Hysteroscopy may be either diagnostic or operative.Diagnostic hysteroscopy is used to diagnose some uterine abnormalities, and may also be used to confirm the results of other tests such as hysterosalpingography (HSG). Other instruments or techniques, such as dilation and curettage (D&C) and laparoscopy, are sometimes used in conjunction with the hysteroscopy. Diagnostic hysteroscopy can be used to diagnose certain conditions such asabnormal uterine bleeding, infertility, repeated miscarriages, adhesions, fibroid tumors, polyps, or to locate displaced intrauterine devices (IUDs).
An operative hysterocopy may be used, instead of open abdominal surgery, to both diagnose and treat certain conditions such as uterine adhesions, septums, or fibroids which can often be removed through the hysteroscope.
The hysteroscope is sometimes used with other instruments such as the resectoscope to treat some cases of abnormal bleeding; however after this procedure, known as endometrial ablation, women can no longer have children so it is not an option for women who wish to have future pregnancies. Endometrial ablation is a procedure which destroys the lining of the uterus. The resectoscope is a telescope-like instrument with a wire loop, a rollerball, or a roller cylinder tip at the end. Electric current at the end of the tip is used to destroy the uterine lining. This procedure is usually performed in an outpatient setting.
3. When should hysteroscopy be performed?
The best time for hysteroscopy is during the first week or so after your period. During this time your physician is best able to view the inside of the uterus.
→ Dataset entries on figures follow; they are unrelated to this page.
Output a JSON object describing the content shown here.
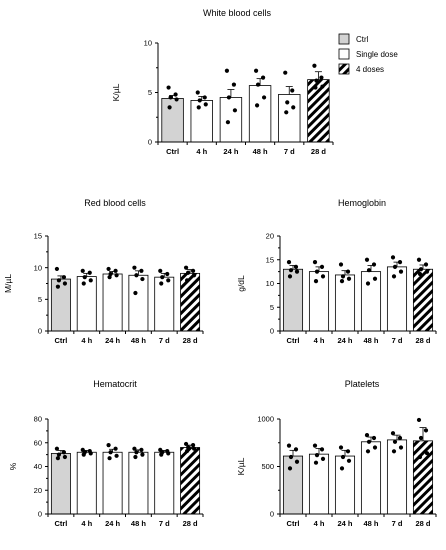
{
  "legend": {
    "position": "top-right",
    "entries": [
      {
        "label": "Ctrl",
        "pattern": "gray"
      },
      {
        "label": "Single dose",
        "pattern": "white"
      },
      {
        "label": "4 doses",
        "pattern": "hatch"
      }
    ]
  },
  "colors": {
    "ctrl": "#d3d3d3",
    "single": "#ffffff",
    "hatch": "#000000",
    "ink": "#000000"
  },
  "chart_data": [
    {
      "id": "wbc",
      "type": "bar",
      "title": "White blood cells",
      "ylabel": "K/µL",
      "ylim": [
        0,
        10
      ],
      "yticks": [
        0,
        5,
        10
      ],
      "categories": [
        "Ctrl",
        "4 h",
        "24 h",
        "48 h",
        "7 d",
        "28 d"
      ],
      "patterns": [
        "gray",
        "white",
        "white",
        "white",
        "white",
        "hatch"
      ],
      "values": [
        4.4,
        4.2,
        4.5,
        5.7,
        4.8,
        6.3
      ],
      "errors": [
        0.3,
        0.4,
        0.8,
        0.7,
        0.8,
        0.8
      ],
      "points": [
        [
          5.5,
          4.8,
          4.5,
          4.3,
          3.5
        ],
        [
          5.0,
          4.5,
          4.2,
          3.8,
          3.5
        ],
        [
          7.2,
          5.8,
          4.5,
          3.2,
          2.0
        ],
        [
          7.2,
          6.5,
          5.8,
          4.5,
          3.7
        ],
        [
          7.0,
          5.2,
          4.0,
          3.5,
          3.0
        ],
        [
          7.7,
          6.5,
          6.2,
          5.6,
          5.5
        ]
      ],
      "grid": false
    },
    {
      "id": "rbc",
      "type": "bar",
      "title": "Red blood cells",
      "ylabel": "M/µL",
      "ylim": [
        0,
        15
      ],
      "yticks": [
        0,
        5,
        10,
        15
      ],
      "categories": [
        "Ctrl",
        "4 h",
        "24 h",
        "48 h",
        "7 d",
        "28 d"
      ],
      "patterns": [
        "gray",
        "white",
        "white",
        "white",
        "white",
        "hatch"
      ],
      "values": [
        8.2,
        8.6,
        9.0,
        8.8,
        8.5,
        9.1
      ],
      "errors": [
        0.5,
        0.5,
        0.4,
        0.7,
        0.6,
        0.6
      ],
      "points": [
        [
          9.8,
          8.5,
          8.0,
          7.5,
          7.0
        ],
        [
          9.5,
          9.2,
          8.5,
          8.0,
          7.5
        ],
        [
          9.8,
          9.5,
          9.0,
          8.8,
          8.5
        ],
        [
          10.0,
          9.5,
          8.8,
          8.2,
          6.0
        ],
        [
          9.5,
          9.0,
          8.5,
          8.0,
          7.5
        ],
        [
          10.0,
          9.5,
          9.2,
          8.8,
          8.0
        ]
      ],
      "grid": false
    },
    {
      "id": "hgb",
      "type": "bar",
      "title": "Hemoglobin",
      "ylabel": "g/dL",
      "ylim": [
        0,
        20
      ],
      "yticks": [
        0,
        5,
        10,
        15,
        20
      ],
      "categories": [
        "Ctrl",
        "4 h",
        "24 h",
        "48 h",
        "7 d",
        "28 d"
      ],
      "patterns": [
        "gray",
        "white",
        "white",
        "white",
        "white",
        "hatch"
      ],
      "values": [
        13.0,
        12.5,
        11.8,
        12.5,
        13.5,
        13.0
      ],
      "errors": [
        0.8,
        1.0,
        0.9,
        1.3,
        1.0,
        0.9
      ],
      "points": [
        [
          14.5,
          13.5,
          12.8,
          12.5,
          11.5
        ],
        [
          14.5,
          13.5,
          12.5,
          11.5,
          10.5
        ],
        [
          14.0,
          12.5,
          11.5,
          11.0,
          10.5
        ],
        [
          15.0,
          14.0,
          12.8,
          11.0,
          10.0
        ],
        [
          15.5,
          14.5,
          13.5,
          12.5,
          11.5
        ],
        [
          15.0,
          14.0,
          13.0,
          12.5,
          12.0
        ]
      ],
      "grid": false
    },
    {
      "id": "hct",
      "type": "bar",
      "title": "Hematocrit",
      "ylabel": "%",
      "ylim": [
        0,
        80
      ],
      "yticks": [
        0,
        20,
        40,
        60,
        80
      ],
      "categories": [
        "Ctrl",
        "4 h",
        "24 h",
        "48 h",
        "7 d",
        "28 d"
      ],
      "patterns": [
        "gray",
        "white",
        "white",
        "white",
        "white",
        "hatch"
      ],
      "values": [
        51,
        52,
        52,
        52,
        52,
        56
      ],
      "errors": [
        2.5,
        1.5,
        2.5,
        2.0,
        1.5,
        2.0
      ],
      "points": [
        [
          55,
          52,
          50,
          48,
          47
        ],
        [
          54,
          53,
          52,
          51,
          50
        ],
        [
          58,
          55,
          52,
          49,
          47
        ],
        [
          55,
          54,
          52,
          50,
          48
        ],
        [
          54,
          53,
          52,
          51,
          50
        ],
        [
          59,
          58,
          56,
          55,
          53
        ]
      ],
      "grid": false
    },
    {
      "id": "plt",
      "type": "bar",
      "title": "Platelets",
      "ylabel": "K/µL",
      "ylim": [
        0,
        1000
      ],
      "yticks": [
        0,
        500,
        1000
      ],
      "categories": [
        "Ctrl",
        "4 h",
        "24 h",
        "48 h",
        "7 d",
        "28 d"
      ],
      "patterns": [
        "gray",
        "white",
        "white",
        "white",
        "white",
        "hatch"
      ],
      "values": [
        610,
        630,
        610,
        760,
        780,
        770
      ],
      "errors": [
        60,
        60,
        60,
        50,
        50,
        140
      ],
      "points": [
        [
          720,
          680,
          600,
          550,
          480
        ],
        [
          720,
          680,
          620,
          580,
          540
        ],
        [
          700,
          660,
          600,
          560,
          480
        ],
        [
          830,
          800,
          760,
          700,
          660
        ],
        [
          850,
          800,
          760,
          700,
          660
        ],
        [
          990,
          880,
          800,
          640,
          600
        ]
      ],
      "grid": false
    }
  ]
}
1. What is laparoscopic surgery ?
Translated from the Greek, “Laparoscopy” means examination of the abdomen with a scope, which is also known as an Endoscope. If the procedure is done in the chest it is known as Thoracoscopy. An Endoscope in the bladder is cystoscopy and in the uterus is hysteroscopy and so on. The other terms used are key-hole surgery and laser surgery.
Explaining laparoscopic surgery is best accomplished by comparing it to traditional surgery. With traditional or ‘open’ surgery, the surgeon must make a cut that exposes the area of the body to be operated on. Until a few years ago, opening up the body was the only way a surgeon could perform the procedure. Now, laparoscopy eliminates the need for a large cut. Instead, the surgeon uses a laparoscope, a thin telescope-like instrument that provides interior views of the body.
Although laparoscopy has been used for many years by gynaecologists to evaluate pelvic pathology, most surgeons did not recognize its value until laparoscopic gall bladder operation was done. Since that time, the application of laparoscopic instruments and techniques has greatly improved, and new uses are being developed rapidly.
2. How is it done?
During laparoscopic surgery, we make a small 1/2 inch cut in the skin at the belly button. Then a cannula (thin tube) is introduced in between the muscle fibres without cutting any of the muscle. Through the cannula, the laparoscope is inserted into the patient’s body.
It is equipped with a tiny camera and light source that allow it to send images through a fibre-optic cord to a television monitor. The television monitor shows a high resolution magnified image. Watching the monitor, the surgeon can perform the procedure. While looking inside the patient, further 1/2″ or 1/4″ diameter cannulas are put in depending upon the procedure e.g. one more for a diagnostic laparoscopy, two more for groin hernia repairs and three more for a laparoscopic gall bladder operation. Instruments are introduced through the cannulas and the operation is performed exactly as one would have done the same procedure at an open operation. All fundamentals of surgery are strictly followed during laparoscopic surgery.
Lately single incision laparoscopic surgery ( SILS ) has come up where all instruments are introduced through the same incision ( many but not all procedures can be done in selected patients using this method ).